The Appalachian Online

Kelsey Hamm

With the movie release of “Fifty Shades of Grey” on Feb. 13, thousands will line up to watch one of the most mainstream erotic narratives of our time.

Originally a novel trilogy by E.L. James, the story follows protagonist Ana Steele as she navigates her relationship with Christian Grey, a wealthy business man with a “side interest” in BDSM – the erotic fetish and potential lifestyle choice including elements of bondage/discipline, dominance/submission and sadism/masochism.

Despite the popularity of the novel, it romanticizes abusive relationships and portrays BDSM with dangerous misrepresentations.

Grey’s childhood sex abuse and early introduction to BDSM is revealed in the first novel. While his previous sexual assault is unacceptable, it doesn’t excuse his behavior toward Steele.

Examples of Grey’s abusive behavior include refusing to let Steele use vehicles because of her “unsafe” driving and policing her body and food intake by forcing her to eat, dress and style her hair in a particular fashion.

The Red Flag Campaign defines signs of detecting abusive relationships. These signs include identifying a partner who acts excessively jealous and possessive, controls another’s actions, keeps one from seeing friends or family, does constant check-ups, and limits access to money, the phone or the car.

Despite these similar signs of abuse, the novel trilogy ends with the couple in a married relationship, with tentative implications about Grey’s changed behavior.

According to the National Domestic Violence hotline, victims in abusive relationships often stay with their partner for extended time in hopes of changing their behavior. In reality an abusive person cannot be “changed” with love and to suggest that they can is misleading.

The novel also implies that interest in BDSM is tied to previous abuse. BDSM is not abuse. It’s a safe, sane and consensual activity willingly participated in by all parties – or at least should be.

Steele asks Grey to show how bad BDSM can be, resulting in him whipping her with a belt. This scene is enough to discredit the novel as safe or sane.

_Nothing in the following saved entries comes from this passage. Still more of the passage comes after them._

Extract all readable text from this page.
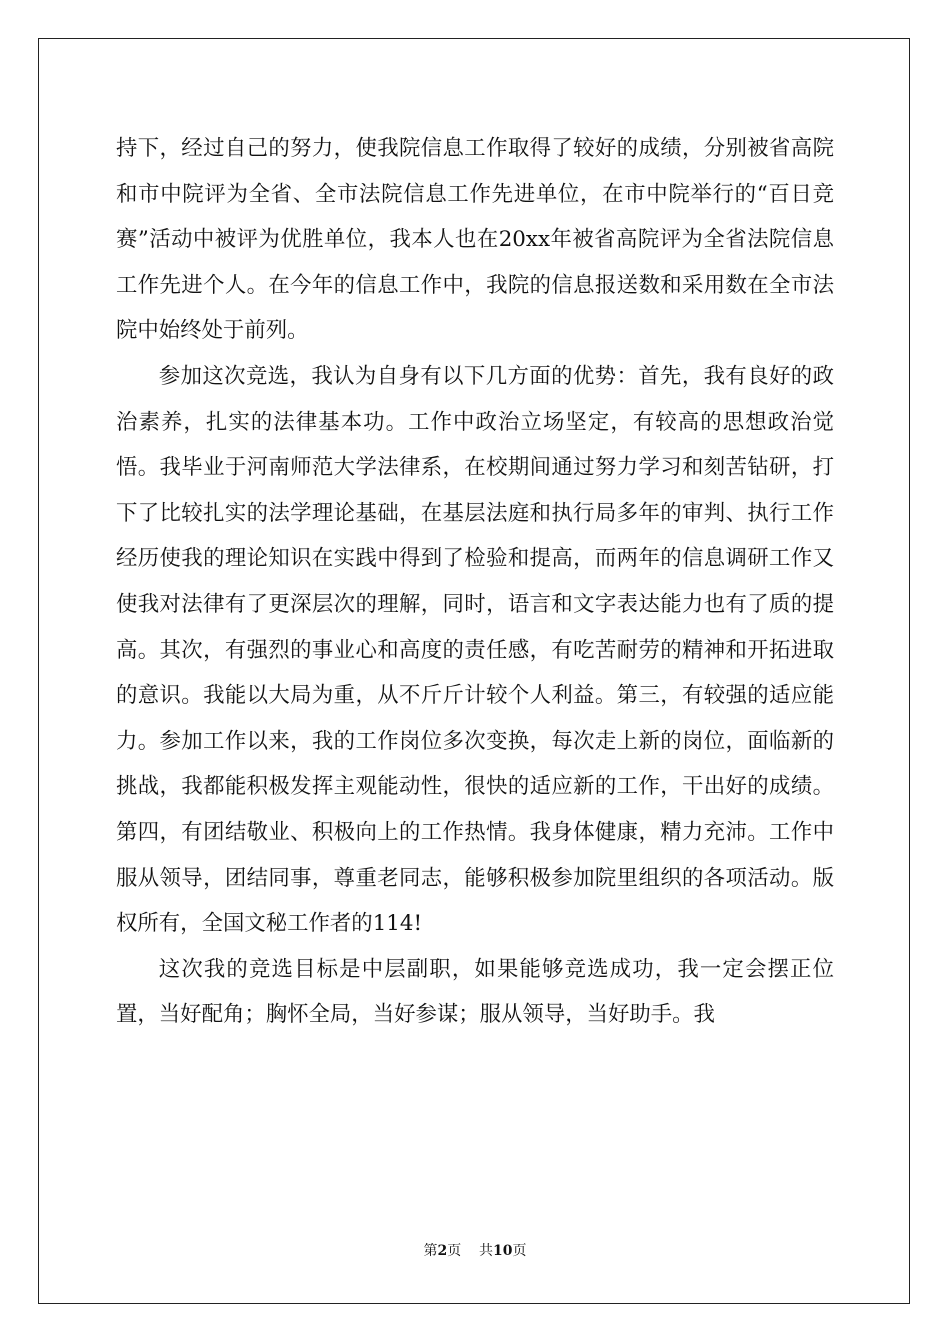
持下，经过自己的努力，使我院信息工作取得了较好的成绩，分别被省高院和市中院评为全省、全市法院信息工作先进单位，在市中院举行的“百日竞赛”活动中被评为优胜单位，我本人也在20xx年被省高院评为全省法院信息工作先进个人。在今年的信息工作中，我院的信息报送数和采用数在全市法院中始终处于前列。

参加这次竞选，我认为自身有以下几方面的优势：首先，我有良好的政治素养，扎实的法律基本功。工作中政治立场坚定，有较高的思想政治觉悟。我毕业于河南师范大学法律系，在校期间通过努力学习和刻苦钻研，打下了比较扎实的法学理论基础，在基层法庭和执行局多年的审判、执行工作经历使我的理论知识在实践中得到了检验和提高，而两年的信息调研工作又使我对法律有了更深层次的理解，同时，语言和文字表达能力也有了质的提高。其次，有强烈的事业心和高度的责任感，有吃苦耐劳的精神和开拓进取的意识。我能以大局为重，从不斤斤计较个人利益。第三，有较强的适应能力。参加工作以来，我的工作岗位多次变换，每次走上新的岗位，面临新的挑战，我都能积极发挥主观能动性，很快的适应新的工作，干出好的成绩。第四，有团结敬业、积极向上的工作热情。我身体健康，精力充沛。工作中服从领导，团结同事，尊重老同志，能够积极参加院里组织的各项活动。版权所有，全国文秘工作者的114!

这次我的竞选目标是中层副职，如果能够竞选成功，我一定会摆正位置，当好配角；胸怀全局，当好参谋；服从领导，当好助手。我

第2页 共10页
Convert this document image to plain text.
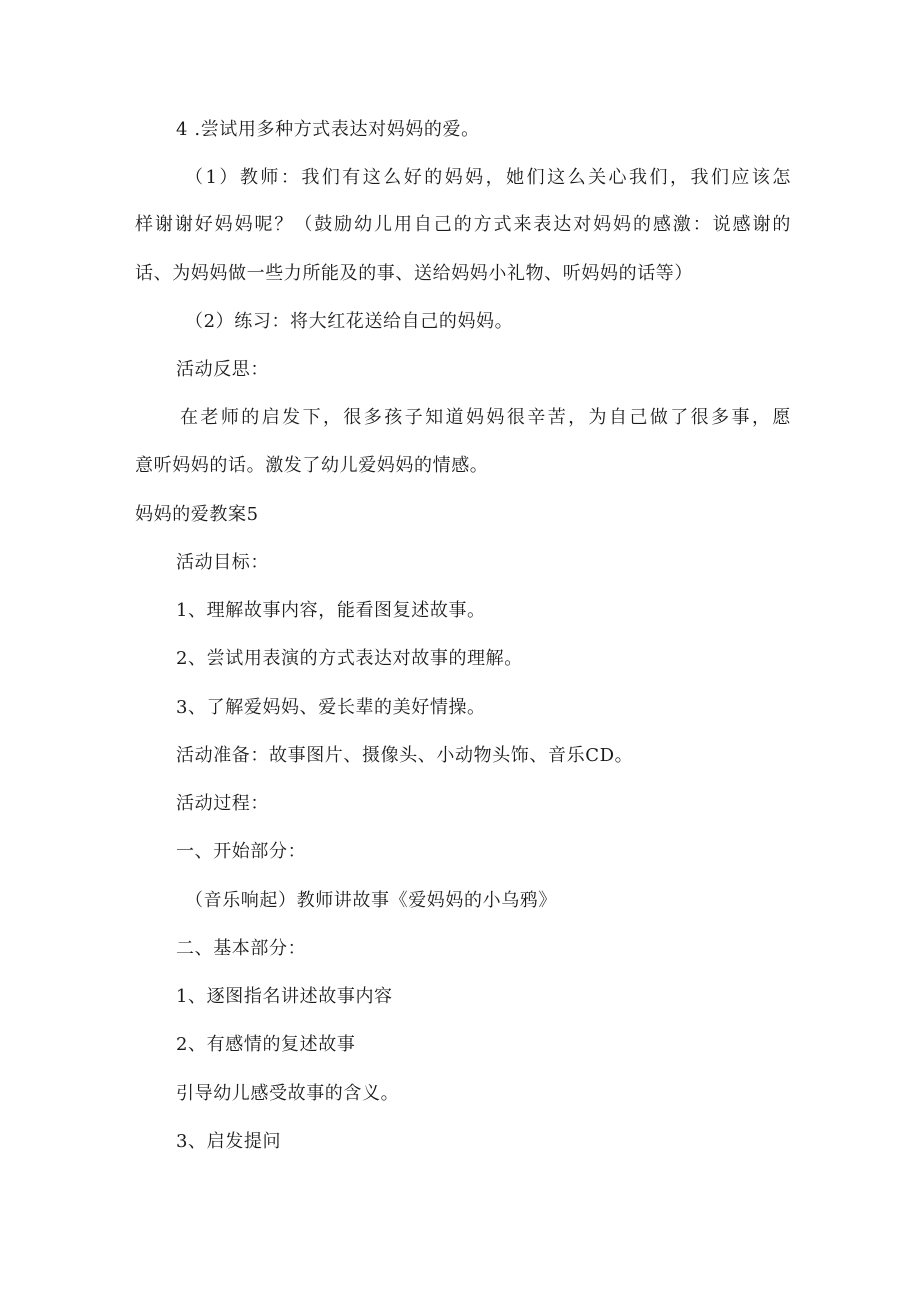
4 .尝试用多种方式表达对妈妈的爱。
（1）教师：我们有这么好的妈妈，她们这么关心我们，我们应该怎
样谢谢好妈妈呢？（鼓励幼儿用自己的方式来表达对妈妈的感激：说感谢的
话、为妈妈做一些力所能及的事、送给妈妈小礼物、听妈妈的话等）
（2）练习：将大红花送给自己的妈妈。
活动反思：
在老师的启发下，很多孩子知道妈妈很辛苦，为自己做了很多事，愿
意听妈妈的话。激发了幼儿爱妈妈的情感。
妈妈的爱教案5
活动目标：
1、理解故事内容，能看图复述故事。
2、尝试用表演的方式表达对故事的理解。
3、了解爱妈妈、爱长辈的美好情操。
活动准备：故事图片、摄像头、小动物头饰、音乐CD。
活动过程：
一、开始部分：
（音乐响起）教师讲故事《爱妈妈的小乌鸦》
二、基本部分：
1、逐图指名讲述故事内容
2、有感情的复述故事
引导幼儿感受故事的含义。
3、启发提问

No responsible person involved in BDSM would agree to whip someone inexperienced. People active in these intensely painful activities have built up to that level.

In BDSM, it’s required that all parties be emotionally stable – Grey is not. The implications for the BDSM community due to this novel are severe as it remains heavily stigmatized.

If these novels have peaked your interest in BDSM, that’s fine – but please remember that it’s not a safe depiction. It’s highly important to seek correct and accurate information before getting involved, and I suggest taking on intensive research before supporting the movie.

Hamm, a sophomore computer science major from Cary, is an A&E reporter.